GreenBorder allows an Internet browser to run in what Security Focus calls a “sandboxed environment to prevent malicious code from interacting with a user’s PC.” What users see is a green border around otherwise normal-looking Web browsers and email programs, signaling that whatever they are looking at is running in a virtual environment that’s isolated from their local PC or network. Trapped in the sandbox, malware has no opportunity to affect either.

This feature, considered much more aggressive than anti-virus programs that simply detect and notify about viruses, could buy Google Apps some serious traction, particularly among Windows, Outlook and Firefox users.

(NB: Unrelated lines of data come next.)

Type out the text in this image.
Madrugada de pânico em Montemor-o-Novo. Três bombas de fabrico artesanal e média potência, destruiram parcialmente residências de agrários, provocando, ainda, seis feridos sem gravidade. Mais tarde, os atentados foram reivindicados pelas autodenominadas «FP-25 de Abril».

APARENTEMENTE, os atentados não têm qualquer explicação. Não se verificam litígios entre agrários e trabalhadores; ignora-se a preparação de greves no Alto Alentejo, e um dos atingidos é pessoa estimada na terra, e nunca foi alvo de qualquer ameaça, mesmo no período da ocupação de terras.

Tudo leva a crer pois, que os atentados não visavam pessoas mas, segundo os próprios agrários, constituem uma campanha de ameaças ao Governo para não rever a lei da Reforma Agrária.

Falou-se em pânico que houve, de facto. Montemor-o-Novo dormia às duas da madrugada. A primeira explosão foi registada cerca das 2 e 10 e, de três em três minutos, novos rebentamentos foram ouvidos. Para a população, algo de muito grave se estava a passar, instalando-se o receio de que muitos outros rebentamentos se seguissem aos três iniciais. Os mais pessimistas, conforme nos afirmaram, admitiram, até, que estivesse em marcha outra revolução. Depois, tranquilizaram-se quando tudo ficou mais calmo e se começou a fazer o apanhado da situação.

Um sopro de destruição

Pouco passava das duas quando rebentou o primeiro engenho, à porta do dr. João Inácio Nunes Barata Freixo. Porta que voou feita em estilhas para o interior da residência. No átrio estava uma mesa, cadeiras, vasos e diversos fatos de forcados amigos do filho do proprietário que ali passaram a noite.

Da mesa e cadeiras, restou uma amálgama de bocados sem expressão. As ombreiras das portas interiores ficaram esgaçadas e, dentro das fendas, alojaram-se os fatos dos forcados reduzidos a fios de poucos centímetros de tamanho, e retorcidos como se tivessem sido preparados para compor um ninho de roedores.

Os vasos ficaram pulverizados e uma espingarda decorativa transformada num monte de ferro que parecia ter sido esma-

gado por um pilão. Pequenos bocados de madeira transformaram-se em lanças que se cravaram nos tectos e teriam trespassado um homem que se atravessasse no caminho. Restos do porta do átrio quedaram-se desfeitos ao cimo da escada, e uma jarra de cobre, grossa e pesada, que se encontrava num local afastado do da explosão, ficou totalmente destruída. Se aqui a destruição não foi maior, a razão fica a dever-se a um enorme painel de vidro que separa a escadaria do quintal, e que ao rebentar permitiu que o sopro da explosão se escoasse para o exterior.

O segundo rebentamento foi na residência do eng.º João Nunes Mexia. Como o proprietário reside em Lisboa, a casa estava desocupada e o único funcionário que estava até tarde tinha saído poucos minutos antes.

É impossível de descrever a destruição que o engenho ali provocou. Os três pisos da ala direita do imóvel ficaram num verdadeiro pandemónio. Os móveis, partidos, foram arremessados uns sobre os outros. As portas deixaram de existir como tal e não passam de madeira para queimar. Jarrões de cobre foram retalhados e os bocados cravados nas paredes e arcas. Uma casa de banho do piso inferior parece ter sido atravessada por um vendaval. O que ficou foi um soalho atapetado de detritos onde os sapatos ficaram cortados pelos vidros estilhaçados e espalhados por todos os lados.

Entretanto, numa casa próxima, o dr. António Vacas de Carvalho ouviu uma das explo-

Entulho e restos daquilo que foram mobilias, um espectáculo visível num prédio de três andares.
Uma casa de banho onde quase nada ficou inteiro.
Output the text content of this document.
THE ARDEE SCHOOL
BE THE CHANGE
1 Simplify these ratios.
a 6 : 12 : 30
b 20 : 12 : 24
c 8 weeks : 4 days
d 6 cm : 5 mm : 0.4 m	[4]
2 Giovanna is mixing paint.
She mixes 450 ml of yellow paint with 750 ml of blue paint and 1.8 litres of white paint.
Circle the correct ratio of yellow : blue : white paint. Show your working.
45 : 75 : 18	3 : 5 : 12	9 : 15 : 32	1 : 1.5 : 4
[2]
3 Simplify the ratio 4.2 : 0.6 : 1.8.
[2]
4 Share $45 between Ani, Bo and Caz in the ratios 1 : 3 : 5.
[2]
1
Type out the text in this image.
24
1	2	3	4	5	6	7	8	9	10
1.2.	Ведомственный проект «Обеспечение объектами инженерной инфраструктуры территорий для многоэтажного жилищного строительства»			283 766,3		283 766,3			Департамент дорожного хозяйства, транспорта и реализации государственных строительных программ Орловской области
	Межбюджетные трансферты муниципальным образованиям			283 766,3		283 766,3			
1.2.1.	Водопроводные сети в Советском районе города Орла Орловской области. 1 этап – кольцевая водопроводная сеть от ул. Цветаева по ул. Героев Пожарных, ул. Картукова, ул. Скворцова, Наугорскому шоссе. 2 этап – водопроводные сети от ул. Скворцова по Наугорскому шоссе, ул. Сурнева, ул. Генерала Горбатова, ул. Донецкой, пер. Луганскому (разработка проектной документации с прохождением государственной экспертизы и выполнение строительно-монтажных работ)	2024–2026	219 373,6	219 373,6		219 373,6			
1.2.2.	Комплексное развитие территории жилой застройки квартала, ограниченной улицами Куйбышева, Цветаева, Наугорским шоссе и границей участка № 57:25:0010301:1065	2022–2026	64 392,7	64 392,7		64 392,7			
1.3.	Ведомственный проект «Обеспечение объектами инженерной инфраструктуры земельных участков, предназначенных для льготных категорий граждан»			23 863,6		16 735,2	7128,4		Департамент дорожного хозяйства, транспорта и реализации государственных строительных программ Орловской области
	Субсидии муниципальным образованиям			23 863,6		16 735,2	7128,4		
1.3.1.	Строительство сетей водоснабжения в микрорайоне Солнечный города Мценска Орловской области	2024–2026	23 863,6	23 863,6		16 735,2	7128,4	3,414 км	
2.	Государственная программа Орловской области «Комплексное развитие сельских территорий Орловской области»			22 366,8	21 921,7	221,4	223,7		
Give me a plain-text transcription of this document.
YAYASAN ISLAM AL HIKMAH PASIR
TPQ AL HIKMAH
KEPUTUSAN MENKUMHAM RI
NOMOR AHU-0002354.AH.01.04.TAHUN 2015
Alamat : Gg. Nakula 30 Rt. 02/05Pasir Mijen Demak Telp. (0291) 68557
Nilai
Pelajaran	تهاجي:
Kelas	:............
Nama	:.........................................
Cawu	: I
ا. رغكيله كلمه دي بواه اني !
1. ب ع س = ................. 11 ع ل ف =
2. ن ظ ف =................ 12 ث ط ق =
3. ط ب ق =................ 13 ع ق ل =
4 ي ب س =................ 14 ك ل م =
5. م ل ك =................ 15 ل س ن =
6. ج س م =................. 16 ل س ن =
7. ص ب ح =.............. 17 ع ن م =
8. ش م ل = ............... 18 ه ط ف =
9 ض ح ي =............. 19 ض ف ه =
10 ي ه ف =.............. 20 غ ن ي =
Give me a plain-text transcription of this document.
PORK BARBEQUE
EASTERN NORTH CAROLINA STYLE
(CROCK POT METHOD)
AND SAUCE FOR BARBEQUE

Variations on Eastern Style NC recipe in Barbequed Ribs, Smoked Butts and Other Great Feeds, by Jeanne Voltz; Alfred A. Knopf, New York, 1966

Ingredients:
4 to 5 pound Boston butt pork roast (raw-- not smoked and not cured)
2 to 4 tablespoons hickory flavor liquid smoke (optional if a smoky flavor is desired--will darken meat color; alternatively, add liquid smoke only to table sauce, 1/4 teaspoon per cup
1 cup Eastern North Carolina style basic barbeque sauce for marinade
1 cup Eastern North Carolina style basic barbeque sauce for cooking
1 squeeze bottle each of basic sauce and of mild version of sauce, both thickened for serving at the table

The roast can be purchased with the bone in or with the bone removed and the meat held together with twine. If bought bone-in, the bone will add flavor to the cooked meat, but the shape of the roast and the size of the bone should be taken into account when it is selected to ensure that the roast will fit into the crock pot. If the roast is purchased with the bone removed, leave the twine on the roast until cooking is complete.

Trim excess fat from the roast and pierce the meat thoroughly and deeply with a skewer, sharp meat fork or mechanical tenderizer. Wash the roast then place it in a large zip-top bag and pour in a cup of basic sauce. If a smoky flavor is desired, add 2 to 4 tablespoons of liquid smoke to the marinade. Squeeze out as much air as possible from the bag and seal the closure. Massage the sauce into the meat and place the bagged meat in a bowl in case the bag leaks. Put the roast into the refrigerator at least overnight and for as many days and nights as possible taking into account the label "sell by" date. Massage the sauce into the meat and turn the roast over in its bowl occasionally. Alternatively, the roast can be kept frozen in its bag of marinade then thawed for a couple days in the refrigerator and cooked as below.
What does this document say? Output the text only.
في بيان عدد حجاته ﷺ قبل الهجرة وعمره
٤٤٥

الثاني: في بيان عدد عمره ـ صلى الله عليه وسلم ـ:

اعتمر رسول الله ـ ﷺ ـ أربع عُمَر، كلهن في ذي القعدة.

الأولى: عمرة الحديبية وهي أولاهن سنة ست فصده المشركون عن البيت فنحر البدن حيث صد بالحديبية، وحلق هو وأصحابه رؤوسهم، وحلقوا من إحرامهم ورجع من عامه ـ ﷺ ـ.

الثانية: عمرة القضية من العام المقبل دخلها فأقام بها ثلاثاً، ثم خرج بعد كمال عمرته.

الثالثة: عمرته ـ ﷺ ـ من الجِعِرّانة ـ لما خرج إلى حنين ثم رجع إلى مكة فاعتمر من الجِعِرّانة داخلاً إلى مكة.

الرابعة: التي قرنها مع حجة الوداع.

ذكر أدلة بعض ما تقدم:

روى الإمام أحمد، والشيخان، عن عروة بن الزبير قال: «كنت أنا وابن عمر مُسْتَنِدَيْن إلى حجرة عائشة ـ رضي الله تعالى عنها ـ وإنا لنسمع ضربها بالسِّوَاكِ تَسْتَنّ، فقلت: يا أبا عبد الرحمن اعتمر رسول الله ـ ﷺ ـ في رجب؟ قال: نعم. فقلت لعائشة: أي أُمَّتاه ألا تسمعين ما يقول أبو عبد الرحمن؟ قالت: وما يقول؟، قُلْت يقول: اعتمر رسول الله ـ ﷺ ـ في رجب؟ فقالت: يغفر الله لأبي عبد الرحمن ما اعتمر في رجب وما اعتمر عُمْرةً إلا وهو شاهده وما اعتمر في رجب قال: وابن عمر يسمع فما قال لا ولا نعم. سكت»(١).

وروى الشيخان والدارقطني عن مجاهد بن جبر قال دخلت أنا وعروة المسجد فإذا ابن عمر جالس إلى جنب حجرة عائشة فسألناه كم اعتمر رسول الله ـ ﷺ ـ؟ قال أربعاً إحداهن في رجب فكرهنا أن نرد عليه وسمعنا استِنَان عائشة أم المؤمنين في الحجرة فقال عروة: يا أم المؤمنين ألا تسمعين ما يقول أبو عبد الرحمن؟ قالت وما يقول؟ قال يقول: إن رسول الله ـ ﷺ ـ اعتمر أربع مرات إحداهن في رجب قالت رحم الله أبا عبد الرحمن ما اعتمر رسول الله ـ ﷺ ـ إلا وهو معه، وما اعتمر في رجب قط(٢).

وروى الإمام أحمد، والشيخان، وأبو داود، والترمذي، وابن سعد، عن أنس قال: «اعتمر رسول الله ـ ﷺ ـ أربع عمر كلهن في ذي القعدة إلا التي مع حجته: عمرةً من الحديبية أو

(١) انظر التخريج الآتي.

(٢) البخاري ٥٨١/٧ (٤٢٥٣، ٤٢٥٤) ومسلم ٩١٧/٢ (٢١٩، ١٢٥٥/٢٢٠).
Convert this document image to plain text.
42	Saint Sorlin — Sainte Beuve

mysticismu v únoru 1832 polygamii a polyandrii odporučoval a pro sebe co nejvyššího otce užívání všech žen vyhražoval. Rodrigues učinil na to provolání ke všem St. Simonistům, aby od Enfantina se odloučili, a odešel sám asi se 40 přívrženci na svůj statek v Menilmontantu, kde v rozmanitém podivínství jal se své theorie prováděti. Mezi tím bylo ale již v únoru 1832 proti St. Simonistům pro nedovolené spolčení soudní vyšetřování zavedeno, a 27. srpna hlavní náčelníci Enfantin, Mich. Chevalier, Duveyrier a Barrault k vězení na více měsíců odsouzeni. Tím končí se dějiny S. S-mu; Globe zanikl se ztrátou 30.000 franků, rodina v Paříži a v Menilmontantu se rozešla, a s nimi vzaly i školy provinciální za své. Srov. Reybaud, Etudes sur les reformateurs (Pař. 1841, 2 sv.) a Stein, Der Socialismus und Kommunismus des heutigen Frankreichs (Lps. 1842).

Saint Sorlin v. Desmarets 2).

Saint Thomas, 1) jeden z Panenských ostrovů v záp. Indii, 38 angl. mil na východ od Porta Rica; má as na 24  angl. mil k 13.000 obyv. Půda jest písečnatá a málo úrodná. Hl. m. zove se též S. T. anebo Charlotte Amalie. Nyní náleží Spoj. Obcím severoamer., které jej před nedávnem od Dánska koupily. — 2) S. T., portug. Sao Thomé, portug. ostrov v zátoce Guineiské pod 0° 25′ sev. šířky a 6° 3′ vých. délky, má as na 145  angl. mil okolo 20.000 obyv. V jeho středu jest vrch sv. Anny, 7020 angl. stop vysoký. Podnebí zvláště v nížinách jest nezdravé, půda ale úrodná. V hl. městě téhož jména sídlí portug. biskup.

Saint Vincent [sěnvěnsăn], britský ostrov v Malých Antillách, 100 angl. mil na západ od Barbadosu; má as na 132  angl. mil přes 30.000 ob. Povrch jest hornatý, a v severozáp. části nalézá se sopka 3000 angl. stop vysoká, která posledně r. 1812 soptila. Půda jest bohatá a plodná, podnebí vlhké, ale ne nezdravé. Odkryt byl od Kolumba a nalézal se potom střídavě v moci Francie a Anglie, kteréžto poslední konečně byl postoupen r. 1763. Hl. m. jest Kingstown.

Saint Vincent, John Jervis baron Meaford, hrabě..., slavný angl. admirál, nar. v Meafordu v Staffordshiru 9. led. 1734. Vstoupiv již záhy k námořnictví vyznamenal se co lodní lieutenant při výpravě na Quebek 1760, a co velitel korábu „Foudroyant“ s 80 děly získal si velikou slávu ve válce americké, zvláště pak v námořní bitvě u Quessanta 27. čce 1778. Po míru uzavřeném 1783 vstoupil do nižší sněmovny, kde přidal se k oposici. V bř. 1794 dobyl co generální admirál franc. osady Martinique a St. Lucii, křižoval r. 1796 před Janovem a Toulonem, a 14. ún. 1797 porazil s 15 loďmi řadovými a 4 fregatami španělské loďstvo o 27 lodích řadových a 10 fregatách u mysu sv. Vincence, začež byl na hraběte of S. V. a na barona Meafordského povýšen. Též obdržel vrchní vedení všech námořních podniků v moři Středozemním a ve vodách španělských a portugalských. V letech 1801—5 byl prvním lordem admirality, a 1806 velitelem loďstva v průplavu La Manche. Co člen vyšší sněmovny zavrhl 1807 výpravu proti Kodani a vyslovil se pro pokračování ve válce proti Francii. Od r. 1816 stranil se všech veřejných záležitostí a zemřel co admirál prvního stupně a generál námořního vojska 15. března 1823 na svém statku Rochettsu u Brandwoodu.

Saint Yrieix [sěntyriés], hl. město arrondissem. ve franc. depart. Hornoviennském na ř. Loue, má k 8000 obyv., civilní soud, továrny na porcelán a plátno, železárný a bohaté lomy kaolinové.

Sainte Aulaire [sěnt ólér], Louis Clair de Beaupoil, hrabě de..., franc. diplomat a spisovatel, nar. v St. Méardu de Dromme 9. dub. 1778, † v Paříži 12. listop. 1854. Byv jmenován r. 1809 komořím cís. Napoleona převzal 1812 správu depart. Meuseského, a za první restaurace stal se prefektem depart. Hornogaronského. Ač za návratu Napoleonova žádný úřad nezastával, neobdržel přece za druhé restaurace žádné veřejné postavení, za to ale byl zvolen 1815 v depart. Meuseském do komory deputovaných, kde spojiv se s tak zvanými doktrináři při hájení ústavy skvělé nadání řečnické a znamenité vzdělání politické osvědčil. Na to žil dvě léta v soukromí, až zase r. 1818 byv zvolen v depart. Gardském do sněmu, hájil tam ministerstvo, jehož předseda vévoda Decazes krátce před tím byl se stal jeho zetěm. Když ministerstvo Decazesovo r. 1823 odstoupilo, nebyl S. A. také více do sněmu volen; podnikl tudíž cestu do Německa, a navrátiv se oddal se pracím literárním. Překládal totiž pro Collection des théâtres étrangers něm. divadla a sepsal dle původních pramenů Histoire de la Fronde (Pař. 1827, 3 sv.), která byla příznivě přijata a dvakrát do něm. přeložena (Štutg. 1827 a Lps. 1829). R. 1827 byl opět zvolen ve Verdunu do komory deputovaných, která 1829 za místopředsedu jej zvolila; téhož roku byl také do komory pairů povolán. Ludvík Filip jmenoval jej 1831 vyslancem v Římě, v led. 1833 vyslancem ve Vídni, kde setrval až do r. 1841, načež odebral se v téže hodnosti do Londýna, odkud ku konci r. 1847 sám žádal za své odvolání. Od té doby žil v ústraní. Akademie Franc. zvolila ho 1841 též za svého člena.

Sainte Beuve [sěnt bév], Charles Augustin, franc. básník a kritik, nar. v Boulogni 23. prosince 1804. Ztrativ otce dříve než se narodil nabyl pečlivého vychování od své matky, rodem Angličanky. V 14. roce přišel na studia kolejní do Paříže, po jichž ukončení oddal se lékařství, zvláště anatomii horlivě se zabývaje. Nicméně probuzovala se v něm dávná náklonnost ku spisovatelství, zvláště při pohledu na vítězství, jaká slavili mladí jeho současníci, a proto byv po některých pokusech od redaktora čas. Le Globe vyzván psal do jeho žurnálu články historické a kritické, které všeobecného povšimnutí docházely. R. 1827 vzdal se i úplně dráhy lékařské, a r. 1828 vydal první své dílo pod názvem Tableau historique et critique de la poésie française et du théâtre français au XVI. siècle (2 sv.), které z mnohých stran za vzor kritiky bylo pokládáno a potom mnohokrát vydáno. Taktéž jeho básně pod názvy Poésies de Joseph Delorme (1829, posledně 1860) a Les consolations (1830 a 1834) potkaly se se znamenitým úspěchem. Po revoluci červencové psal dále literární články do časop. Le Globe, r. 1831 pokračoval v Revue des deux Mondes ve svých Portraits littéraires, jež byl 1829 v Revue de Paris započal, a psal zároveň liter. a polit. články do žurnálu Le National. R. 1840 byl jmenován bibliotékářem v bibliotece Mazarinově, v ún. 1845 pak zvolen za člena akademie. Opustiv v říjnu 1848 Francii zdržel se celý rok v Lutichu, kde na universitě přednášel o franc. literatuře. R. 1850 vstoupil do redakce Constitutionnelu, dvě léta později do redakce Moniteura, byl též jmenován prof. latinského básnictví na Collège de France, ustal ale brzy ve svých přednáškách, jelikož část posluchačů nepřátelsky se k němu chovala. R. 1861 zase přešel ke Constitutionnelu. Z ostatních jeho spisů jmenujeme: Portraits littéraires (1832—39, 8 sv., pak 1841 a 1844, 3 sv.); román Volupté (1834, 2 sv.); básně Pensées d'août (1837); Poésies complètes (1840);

In June 2007, Google announced a Safe Browsing API that lets developers access extensive lists of malware and phishing sites, so as to exclude these URLs from whatever application the developer is building. The API also allows client applications to check such URLs against up-to-date lists of suspect pages, warn or bar users from clicking through to these links and even keep others from posting links to phishing pages on the client application’s site.

Finally, in July 2007, Google spent $625 million to buy Postini, a company that provides hosted security for email, SMS and other types of communications. Significantly, the company’s products also stop botnets, a major worry for anyone who doesn’t want their (or their company’s) entire network turned into a zombie that exists mainly to produce organ-enlargement spam.

This would include the roughly 100,000 businesses that Mountain View claims already use Google Apps.

Postini already provides its services to tens of thousands of businesses, meaning that getting some form of them ready for Google Apps is a matter of scale — as it always is when Google buys you — and not of doing something fundamentally different.

These purchases and initiatives all add up to a Google that is taking an aggressive, large-scale approach to security. Once the new companies and products are integrated, Google Apps’ attractiveness to consumers, developers and (not incidentally) advertisers, should also be secure.